OM benefited from some mean reversion in Blockchain (+50bps) and Software (+5bps), which had both been material underperformers in 2022.   These names were both also helped by the expectation that interest rates were peaking and would fall, following the failure of Silicon Valley Bank in March.   The change in interest rate expectations hurt OM’s play on Higher Medium Term Interest rates (Short/Hedges, -103bps).

Elsewhere performance was a mixed bag ranging from negative contributions in Idiosyncratic (-51bps), India (-29bps) and Biotech (-23bps) to a positive one from Greece (+71bps).  Brazil (-4bps) was a small negative detractor but remains the position OM is most likely to add to alongside Uranium and Tin.  In addition to the return of Lula as President, the Brazilian Central Bank was more proactive in managing inflation (increasing rates from 2% to almost 14% from the early 2021) and is now reaping the benefits of that.   

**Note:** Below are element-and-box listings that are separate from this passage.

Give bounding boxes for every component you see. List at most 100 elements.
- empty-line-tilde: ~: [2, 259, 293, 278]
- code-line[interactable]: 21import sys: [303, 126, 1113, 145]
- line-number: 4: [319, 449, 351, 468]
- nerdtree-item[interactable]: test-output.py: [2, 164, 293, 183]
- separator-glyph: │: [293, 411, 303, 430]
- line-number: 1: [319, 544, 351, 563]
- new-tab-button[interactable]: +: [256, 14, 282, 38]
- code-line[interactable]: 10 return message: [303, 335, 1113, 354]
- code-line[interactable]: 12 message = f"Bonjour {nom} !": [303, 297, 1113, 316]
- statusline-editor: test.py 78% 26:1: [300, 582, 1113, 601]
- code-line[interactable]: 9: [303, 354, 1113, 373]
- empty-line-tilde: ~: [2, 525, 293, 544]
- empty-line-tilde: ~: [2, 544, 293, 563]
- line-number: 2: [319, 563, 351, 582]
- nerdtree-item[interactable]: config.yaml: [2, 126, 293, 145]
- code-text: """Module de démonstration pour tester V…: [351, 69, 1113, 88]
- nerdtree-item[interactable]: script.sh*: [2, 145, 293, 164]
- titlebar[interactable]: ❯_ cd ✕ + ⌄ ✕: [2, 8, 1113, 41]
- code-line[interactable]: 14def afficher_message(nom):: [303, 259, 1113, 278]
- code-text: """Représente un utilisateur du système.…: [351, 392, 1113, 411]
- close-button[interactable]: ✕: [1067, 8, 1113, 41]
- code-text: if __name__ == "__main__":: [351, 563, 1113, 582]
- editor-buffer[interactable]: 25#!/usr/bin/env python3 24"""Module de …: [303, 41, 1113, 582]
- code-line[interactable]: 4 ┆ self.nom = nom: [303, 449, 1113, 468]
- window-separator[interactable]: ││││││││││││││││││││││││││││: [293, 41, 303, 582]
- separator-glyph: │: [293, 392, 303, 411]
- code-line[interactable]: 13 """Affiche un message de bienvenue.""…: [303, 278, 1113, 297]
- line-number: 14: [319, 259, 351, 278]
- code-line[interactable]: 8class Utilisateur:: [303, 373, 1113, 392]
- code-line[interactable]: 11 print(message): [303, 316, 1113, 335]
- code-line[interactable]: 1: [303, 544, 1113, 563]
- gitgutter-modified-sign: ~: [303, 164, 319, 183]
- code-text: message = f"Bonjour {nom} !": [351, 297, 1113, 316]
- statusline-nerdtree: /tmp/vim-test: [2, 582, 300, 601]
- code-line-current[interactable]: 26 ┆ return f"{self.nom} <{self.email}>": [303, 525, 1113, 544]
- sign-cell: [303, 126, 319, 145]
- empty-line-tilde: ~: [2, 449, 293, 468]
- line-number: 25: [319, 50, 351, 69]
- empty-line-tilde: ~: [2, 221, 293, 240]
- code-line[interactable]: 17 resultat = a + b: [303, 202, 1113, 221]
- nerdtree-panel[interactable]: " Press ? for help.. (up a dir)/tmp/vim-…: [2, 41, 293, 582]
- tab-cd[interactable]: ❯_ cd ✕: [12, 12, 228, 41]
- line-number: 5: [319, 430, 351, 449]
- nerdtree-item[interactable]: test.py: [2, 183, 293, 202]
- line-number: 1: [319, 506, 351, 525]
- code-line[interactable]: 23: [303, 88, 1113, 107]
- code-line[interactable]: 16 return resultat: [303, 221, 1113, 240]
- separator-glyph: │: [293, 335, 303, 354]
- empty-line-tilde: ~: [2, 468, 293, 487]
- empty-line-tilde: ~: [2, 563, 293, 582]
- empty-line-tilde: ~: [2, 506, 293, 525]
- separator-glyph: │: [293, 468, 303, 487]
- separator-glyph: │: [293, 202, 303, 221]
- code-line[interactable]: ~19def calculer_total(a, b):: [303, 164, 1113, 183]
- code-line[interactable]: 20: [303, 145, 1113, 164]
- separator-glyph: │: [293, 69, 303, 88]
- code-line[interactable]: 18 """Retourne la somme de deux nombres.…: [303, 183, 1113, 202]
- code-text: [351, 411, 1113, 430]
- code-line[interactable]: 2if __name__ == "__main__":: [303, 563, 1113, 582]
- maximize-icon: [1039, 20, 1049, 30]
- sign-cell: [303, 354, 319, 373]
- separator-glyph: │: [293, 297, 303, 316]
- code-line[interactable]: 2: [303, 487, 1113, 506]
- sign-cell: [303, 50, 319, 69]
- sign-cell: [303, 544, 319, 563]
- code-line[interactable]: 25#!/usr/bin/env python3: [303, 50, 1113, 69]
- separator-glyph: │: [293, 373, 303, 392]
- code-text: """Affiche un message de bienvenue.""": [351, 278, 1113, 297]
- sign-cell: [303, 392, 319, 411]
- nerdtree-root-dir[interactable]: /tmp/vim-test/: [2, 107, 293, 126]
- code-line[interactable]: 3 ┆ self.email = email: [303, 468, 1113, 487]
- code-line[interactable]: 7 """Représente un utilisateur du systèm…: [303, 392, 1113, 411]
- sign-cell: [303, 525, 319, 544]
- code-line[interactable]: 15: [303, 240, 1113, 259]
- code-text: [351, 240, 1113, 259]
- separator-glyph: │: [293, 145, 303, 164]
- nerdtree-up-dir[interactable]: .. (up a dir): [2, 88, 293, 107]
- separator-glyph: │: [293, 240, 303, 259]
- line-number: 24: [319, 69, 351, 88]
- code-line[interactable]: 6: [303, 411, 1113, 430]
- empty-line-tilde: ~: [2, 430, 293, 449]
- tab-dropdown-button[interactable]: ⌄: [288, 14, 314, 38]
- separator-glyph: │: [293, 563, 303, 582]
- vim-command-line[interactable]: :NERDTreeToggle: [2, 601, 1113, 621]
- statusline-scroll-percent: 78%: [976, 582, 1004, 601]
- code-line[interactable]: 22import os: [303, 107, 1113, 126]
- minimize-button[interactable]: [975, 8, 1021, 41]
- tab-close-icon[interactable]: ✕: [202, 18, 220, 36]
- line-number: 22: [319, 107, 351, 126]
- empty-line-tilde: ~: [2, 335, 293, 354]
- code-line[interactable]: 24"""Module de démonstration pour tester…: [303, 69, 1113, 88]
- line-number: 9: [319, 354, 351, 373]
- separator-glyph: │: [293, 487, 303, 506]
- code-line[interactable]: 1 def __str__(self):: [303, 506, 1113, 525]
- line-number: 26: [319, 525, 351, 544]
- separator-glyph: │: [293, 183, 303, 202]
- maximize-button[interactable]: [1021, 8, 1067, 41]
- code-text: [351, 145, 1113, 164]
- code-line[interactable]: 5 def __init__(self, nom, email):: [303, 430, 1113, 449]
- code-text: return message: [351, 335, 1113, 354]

Portfolio (as at 4/1/23 - all delta and leverage adjusted, as appropriate)
Dislocations: 22.5%
20.6% - Uranium (URNM, CCJ, NXE, PALAF, DNN, BNNLF, URG and SMR)
1.9% - Brazil (EWZ)

Thematic: 46.8%
15.1% - Shipping/Tankers (STNG, INSW, EURN, TNK and DHT)
9.2% - Tin (AFMJF, MLXEF and SBWFF)
6.0% - India (IBN, INDA and SMIN)
4.8% - Biotech: 4th Industrial Revolution (IBB & XLB)
4.4% - Greece (GREK & ALBKY)
3.0% - Blockchain/Crypto (ETHE and OSTK)
2.5% - Software: 4th Industrial Revolution (JD & WCLD)
2.0% - Commodities/Mining (FLMMF)

Idiosyncratic: 6.0%
6.0% - Equities (TPL & JOE)

Shorts/Hedges: 5.5%
5.5% - Higher Medium-Term Rates (PFIX)

Cash: 19.3%

Disclaimer:  Nothing above represents a recommendation in any way, shape or form so please don’t even think of trying to take it that way.  For added clarity, while Our Man is invested in all of the securities mentioned that’s a terrible reason for anyone else to do so.  Our Man also holds some cash and a few other securities (of negligible value).  You should not buy any of these securities because Our Man has mentioned them, but should do your own work and decide what’s best for you given your own circumstances/risk tolerance/etc.